KERANGKA DASAR AGAMA ISLAM VERSI ABDUL GOFUR
KERANGKA DASAR AGAMA ISLAM
Islam merupakan risalah
Allah SWT untuk mengatur hubungan
manusia dengan Khaliqnya , dengan diri manusia itu sendiri dan dengan sesama
manusia Pengaturan hubungan manusia dengan Tuhannya mencakup segenap aturan
yang berkenan dengan aqidah (keimanan / keyakinan ) dan ibadah ( ritual ).

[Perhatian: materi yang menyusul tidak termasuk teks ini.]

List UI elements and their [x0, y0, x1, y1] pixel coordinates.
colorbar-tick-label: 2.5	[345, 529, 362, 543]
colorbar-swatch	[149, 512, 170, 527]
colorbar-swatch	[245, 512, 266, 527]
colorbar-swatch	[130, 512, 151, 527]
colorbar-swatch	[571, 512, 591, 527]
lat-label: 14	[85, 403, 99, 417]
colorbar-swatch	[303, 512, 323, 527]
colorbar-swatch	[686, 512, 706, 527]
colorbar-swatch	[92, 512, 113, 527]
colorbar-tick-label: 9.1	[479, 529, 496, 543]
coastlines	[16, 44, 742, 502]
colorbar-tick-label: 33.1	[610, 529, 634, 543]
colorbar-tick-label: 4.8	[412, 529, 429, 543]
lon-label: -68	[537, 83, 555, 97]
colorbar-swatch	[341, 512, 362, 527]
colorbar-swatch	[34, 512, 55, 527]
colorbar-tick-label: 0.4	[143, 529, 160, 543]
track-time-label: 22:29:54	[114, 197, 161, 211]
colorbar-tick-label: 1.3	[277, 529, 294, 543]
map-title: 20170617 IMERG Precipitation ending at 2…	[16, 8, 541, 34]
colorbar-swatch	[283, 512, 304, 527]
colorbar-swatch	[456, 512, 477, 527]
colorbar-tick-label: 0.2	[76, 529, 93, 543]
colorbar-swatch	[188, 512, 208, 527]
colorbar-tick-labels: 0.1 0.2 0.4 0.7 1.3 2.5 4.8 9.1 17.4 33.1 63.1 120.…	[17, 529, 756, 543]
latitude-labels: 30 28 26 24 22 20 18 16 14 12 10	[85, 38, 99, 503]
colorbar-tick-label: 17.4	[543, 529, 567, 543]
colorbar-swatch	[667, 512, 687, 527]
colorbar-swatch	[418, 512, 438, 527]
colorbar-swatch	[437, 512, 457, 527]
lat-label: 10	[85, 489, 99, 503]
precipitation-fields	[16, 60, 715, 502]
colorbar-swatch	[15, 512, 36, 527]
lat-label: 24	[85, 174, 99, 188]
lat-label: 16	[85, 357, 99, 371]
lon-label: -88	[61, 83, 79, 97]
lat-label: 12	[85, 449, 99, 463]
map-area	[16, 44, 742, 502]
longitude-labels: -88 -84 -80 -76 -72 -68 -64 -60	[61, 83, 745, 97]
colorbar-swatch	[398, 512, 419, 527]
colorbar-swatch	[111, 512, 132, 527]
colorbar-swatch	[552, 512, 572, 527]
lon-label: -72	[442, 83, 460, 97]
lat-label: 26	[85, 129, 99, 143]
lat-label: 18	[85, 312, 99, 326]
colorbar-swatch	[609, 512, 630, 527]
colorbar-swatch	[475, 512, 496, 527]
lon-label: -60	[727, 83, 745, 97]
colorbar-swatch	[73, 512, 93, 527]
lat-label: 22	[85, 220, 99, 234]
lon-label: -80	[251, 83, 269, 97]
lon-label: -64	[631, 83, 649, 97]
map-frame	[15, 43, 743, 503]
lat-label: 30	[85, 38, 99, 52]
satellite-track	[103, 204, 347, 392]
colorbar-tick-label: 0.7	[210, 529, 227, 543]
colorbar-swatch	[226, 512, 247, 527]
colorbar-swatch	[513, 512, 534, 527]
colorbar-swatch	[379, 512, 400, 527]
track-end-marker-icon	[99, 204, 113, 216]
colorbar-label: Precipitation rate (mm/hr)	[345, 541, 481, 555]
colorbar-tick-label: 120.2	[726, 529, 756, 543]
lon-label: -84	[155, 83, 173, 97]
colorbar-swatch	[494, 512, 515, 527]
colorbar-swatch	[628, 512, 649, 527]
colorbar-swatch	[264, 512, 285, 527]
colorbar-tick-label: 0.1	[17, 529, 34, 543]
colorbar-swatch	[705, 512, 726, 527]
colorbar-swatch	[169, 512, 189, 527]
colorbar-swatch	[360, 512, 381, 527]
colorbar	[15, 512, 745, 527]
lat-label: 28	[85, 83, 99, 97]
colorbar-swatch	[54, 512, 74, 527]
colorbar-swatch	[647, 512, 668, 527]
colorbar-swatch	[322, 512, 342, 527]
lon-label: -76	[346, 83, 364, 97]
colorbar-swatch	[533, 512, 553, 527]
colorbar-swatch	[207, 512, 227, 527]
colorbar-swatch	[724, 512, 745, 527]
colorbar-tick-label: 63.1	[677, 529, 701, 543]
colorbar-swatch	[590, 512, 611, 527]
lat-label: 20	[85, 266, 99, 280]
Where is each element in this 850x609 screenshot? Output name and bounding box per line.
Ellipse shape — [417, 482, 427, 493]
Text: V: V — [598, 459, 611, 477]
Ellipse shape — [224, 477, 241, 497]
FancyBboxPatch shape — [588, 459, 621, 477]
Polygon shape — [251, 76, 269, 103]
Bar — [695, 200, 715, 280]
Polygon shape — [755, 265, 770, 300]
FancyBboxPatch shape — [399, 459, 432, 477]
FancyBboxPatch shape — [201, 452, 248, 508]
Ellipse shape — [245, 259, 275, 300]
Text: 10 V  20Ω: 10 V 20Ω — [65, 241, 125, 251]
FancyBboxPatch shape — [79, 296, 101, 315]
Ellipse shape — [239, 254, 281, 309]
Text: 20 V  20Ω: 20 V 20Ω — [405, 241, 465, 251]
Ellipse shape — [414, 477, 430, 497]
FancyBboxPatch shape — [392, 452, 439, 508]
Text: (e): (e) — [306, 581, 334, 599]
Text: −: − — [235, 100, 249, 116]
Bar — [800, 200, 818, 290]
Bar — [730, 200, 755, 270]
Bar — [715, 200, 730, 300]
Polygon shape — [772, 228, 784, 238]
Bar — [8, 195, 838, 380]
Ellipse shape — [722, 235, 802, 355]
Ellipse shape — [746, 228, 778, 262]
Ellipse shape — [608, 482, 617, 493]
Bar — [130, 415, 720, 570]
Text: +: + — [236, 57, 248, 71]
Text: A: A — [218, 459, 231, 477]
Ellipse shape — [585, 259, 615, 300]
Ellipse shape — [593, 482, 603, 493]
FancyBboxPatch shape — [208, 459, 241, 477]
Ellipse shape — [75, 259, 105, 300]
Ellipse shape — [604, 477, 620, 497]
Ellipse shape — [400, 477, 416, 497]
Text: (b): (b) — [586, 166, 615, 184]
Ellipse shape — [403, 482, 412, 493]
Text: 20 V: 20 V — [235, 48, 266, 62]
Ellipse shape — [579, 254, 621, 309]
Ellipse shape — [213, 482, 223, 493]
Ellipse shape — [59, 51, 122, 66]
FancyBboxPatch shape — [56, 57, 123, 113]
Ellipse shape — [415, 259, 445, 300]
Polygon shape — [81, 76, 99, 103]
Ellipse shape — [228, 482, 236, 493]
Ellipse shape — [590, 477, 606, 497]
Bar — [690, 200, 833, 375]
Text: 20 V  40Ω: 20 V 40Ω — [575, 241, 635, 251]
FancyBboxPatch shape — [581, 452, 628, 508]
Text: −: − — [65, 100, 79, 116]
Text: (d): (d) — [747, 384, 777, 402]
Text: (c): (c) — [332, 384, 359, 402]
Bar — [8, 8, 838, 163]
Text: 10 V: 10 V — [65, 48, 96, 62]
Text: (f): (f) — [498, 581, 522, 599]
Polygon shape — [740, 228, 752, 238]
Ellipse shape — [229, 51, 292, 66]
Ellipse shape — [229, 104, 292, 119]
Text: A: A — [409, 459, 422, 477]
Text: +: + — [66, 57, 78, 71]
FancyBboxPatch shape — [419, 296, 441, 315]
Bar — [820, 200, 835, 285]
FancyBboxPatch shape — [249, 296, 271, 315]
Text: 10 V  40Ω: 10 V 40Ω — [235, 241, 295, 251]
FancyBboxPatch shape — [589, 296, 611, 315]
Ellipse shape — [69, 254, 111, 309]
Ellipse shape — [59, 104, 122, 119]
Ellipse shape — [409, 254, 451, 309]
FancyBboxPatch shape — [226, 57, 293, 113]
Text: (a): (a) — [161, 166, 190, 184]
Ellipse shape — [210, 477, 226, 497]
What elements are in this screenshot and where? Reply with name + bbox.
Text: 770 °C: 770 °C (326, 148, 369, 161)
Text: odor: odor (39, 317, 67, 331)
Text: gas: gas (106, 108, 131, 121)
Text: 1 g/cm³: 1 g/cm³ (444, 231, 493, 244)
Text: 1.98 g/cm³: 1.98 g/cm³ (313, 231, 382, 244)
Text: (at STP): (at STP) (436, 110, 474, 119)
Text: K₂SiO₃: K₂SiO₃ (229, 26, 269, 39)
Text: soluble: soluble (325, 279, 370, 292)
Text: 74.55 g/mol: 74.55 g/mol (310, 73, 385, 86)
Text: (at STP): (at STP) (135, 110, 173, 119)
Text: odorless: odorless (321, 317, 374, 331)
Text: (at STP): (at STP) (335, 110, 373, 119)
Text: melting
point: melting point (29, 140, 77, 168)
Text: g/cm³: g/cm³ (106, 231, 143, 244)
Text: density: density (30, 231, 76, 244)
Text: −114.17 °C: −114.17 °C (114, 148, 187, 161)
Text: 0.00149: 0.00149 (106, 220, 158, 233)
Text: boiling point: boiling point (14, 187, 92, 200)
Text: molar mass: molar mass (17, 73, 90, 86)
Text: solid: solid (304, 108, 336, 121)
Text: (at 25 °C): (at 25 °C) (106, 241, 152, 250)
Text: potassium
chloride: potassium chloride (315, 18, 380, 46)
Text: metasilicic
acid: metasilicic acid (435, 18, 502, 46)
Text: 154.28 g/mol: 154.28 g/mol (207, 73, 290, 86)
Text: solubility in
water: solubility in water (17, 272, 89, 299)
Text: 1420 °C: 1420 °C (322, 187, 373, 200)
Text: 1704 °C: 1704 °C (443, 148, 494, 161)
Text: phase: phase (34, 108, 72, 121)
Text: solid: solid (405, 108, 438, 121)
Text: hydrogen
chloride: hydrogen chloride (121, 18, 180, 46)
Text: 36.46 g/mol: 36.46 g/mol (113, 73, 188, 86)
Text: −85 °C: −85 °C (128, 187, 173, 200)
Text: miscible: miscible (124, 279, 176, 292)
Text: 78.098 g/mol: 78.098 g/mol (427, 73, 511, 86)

Pengaturan hubungan manusia dengan dirinya sendiri didalam mencakup perihal
perilaku manusia dalam konteks akhlak , makanan dan bagaimana berpakaian /
berbusana. Adapun pengaturan hubungan manusia dengan manusia lainnya (sesama
manusia ) didalamnya memuat cakupan mu’amalah (ekonomi , sosial , budaya ,
Politik , dll ) dan uqubat ( sanksi pidana dan hukuman terhadap setiap
pelanggaran terhadap hak manusia dan hak Allah) pada garis besarnya agama Islam
terdiri atas aqidah syari’ah dan akhlak.
A.
SYARI’AH
Syari’at secara etimologis
berarti jalan . Syari’at Islam ialah satu sistem normal Ilahi yang mengatur
hubungan manusia dengan Tuhan, hubungan manusia dengan sesama manusia ,
hubungan manusia dengan alam lainnya Qa’idah Syariah Islaminyah ini garis
besarnya terbagi atas dua bagian besar :
1. Qa’idah Ibadah dalam arti
khas ( Qa’idah Ubudiyah ) yaitu tata cara Iilahi yang mengatur hubungan ritual
langsung antra hamba dengan Tuhannya , yang cara, acara, tata cara dan
upacaranya telah ditentukan secara terperinci dalam AL-Qur’an dan Sunnah Rasul.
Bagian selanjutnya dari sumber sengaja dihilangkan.